Many thanks to Dr Marie Bismark and the MJA for allowing us to republish this article, which was first published in MJA InSight on 25 May 2015.
Dr Marie Bismark writes:
DURING her pregnancy, Ms Ziarata Zia, a Sunni Hanafi Muslim, attended an antenatal appointment at Monash Health and asked to be examined by a female doctor.
She explained that her religious beliefs made it a sin to be touched by a male other than her husband or family members, unless she required emergency care.
Ms Zia was informed of Monash’s written policy that “we are not able to provide only female carers. If having female only care is important to you we suggest that other options of care be considered”. A significant conflict arose, and Ms Zia felt forced to choose between receiving health care and her religious beliefs.
Ms Zia lodged a complaint of discrimination, which eventually led to Monash requesting a review of its policies and procedures by the Victorian Equal Opportunity and Human Rights Commission. The review found that a blanket refusal to provide same-gender care was likely to lead to unlawful discrimination, and represented an unreasonable limitation of human rights.
As a result of the review, Monash Health has said that it will make the choices available to patients more visible, and will give priority to requests for a female doctor because of religious or cultural beliefs or past trauma.
The Commission’s findings are a timely reminder for all health providers in Australia to review their policies and practices regarding same-gender care.
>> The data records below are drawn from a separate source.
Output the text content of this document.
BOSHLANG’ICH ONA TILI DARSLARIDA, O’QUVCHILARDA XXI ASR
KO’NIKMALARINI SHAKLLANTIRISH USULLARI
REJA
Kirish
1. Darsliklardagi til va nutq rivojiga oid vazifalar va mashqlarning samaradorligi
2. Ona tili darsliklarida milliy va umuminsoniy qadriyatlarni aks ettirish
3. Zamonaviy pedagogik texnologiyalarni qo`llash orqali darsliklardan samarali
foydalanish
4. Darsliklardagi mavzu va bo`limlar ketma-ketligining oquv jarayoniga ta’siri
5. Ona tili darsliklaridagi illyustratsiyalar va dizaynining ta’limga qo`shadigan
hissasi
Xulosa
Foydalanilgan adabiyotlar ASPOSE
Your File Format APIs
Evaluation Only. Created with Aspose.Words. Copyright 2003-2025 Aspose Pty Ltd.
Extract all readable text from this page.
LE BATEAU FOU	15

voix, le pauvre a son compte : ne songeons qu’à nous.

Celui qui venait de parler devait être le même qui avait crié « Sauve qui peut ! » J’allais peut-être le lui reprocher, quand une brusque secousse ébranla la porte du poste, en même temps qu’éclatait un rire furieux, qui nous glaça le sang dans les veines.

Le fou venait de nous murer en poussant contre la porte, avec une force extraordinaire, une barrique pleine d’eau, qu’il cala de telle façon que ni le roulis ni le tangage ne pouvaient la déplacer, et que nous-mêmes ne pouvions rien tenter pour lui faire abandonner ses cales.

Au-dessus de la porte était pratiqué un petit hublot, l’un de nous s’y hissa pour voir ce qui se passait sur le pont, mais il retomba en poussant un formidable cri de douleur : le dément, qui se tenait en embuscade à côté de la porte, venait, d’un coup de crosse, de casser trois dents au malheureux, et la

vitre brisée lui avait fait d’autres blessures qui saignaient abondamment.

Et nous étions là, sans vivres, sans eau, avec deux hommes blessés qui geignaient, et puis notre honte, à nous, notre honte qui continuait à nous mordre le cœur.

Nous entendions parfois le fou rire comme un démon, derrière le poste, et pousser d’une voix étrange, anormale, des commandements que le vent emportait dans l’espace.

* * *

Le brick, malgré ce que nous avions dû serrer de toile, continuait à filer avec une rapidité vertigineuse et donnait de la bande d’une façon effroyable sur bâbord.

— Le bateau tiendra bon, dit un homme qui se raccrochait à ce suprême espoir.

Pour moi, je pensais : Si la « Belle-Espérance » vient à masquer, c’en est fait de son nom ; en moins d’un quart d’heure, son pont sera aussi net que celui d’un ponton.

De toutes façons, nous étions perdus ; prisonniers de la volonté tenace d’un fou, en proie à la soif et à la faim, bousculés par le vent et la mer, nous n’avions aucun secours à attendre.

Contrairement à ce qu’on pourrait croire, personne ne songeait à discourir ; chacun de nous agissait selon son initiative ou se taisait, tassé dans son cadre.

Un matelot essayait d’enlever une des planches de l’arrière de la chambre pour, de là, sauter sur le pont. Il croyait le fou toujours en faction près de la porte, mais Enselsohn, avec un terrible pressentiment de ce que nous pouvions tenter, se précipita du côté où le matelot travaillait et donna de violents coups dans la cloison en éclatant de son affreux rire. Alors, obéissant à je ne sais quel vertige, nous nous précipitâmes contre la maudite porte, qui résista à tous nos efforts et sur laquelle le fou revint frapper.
From a clinical perspective, meeting the needs of patients from diverse backgrounds is simply good patient-centred care. Patients who feel uncomfortable or unsupported in making requests for same-gender care may avoid or delay accessing certain health services. Conversely, access to safe and appropriate care supports wellbeing, and may help reduce health disparities.
From a legal perspective, equal opportunity legislation prohibits discrimination against patients based on legally protected attributes such as religion or sex. Public authorities must also act in a way that is compatible with human rights, including cultural rights.
Discrimination can be direct, where different rules explicitly apply to different people (eg, “this clinic will not provide care to Jewish women”). More commonly, discrimination is indirect — the rules are the same for everyone, but have the effect of disadvantaging certain individuals because of needs arising from protected attributes (eg, “this clinic cannot provide same-gender care”).
Importantly, unintentional discrimination can still be unlawful.
The law recognises that it is not always possible to avoid potentially discriminatory actions. Indeed, the Commission’s review identified several situations where requiring same-gender care may not be reasonable, such as in medical emergencies, unplanned attendances for urgent or after-hours care, highly specialist services, small community clinics and a doctor not being available.
Ultimately, the positions of both health care providers and patients must be considered and weighed. In most cases, it will be possible to honour requests for same-gender care without substantial logistical, clinical or financial burdens.
Patients seek same-gender care for a variety of reasons. In Australia, most requests for same-gender care are on the grounds of religion or cultural beliefs. People who have experienced sexual violence may also request same-gender care. In these situations, the request relates to a “protected attribute” under equal opportunity law, and blanket refusal could be a form of indirect discrimination.
For others, same-gender care is simply a personal preference. In these situations, health services are allowed, but not required, to try to accommodate the request.
Failure to accommodate reasonable requests for same-gender care may result in a complaint of discrimination and/or civil tribunal proceedings. Liability can fall on individual practitioners and employers unless they have taken all reasonable steps to eliminate discrimination as far as possible.
For individual health practitioners, an important first step is creating an environment of trust, where patients can comfortably disclose needs that arise from their culture, religion, or history of trauma. Such information should be recorded to support continuity of care.
Once a patient’s needs are understood, the practitioner can discuss ways to accommodate them, such as booking ahead with a female provider. Where same-gender care is not practicable, the practitioner should explain why and provide options that may help the patient feel safe and respected, such as providing a female chaperone, protecting privacy, or referral to another service. Patients should be given sufficient time to consider and understand information and options.
For a health service, reasonable precautions may include workplace training on equal opportunity obligations, role-modelling of appropriate behaviour by senior staff, a detailed policy on same-gender care, accessible and effective complaints processes, and prompt action if organisational policies or codes of conduct are breached.
For organisations looking to review their policies in this area, the Commission has suggested wording for Monash Health that may be worth considering. It is available on my blog.
Such policy changes are best viewed as just one device among the many required to dismantle institutional racism and sexism within health services.
The end result may be improved trust in health services, and a positive step towards respecting human rights and reducing disparities in health outcomes.
Dr Marie Bismark is a public health physician and health lawyer at the School of Population and Global Health, University of Melbourne. Her research focuses on the role of clinical governance, regulation and patient complaints in improving the quality and safety of health care.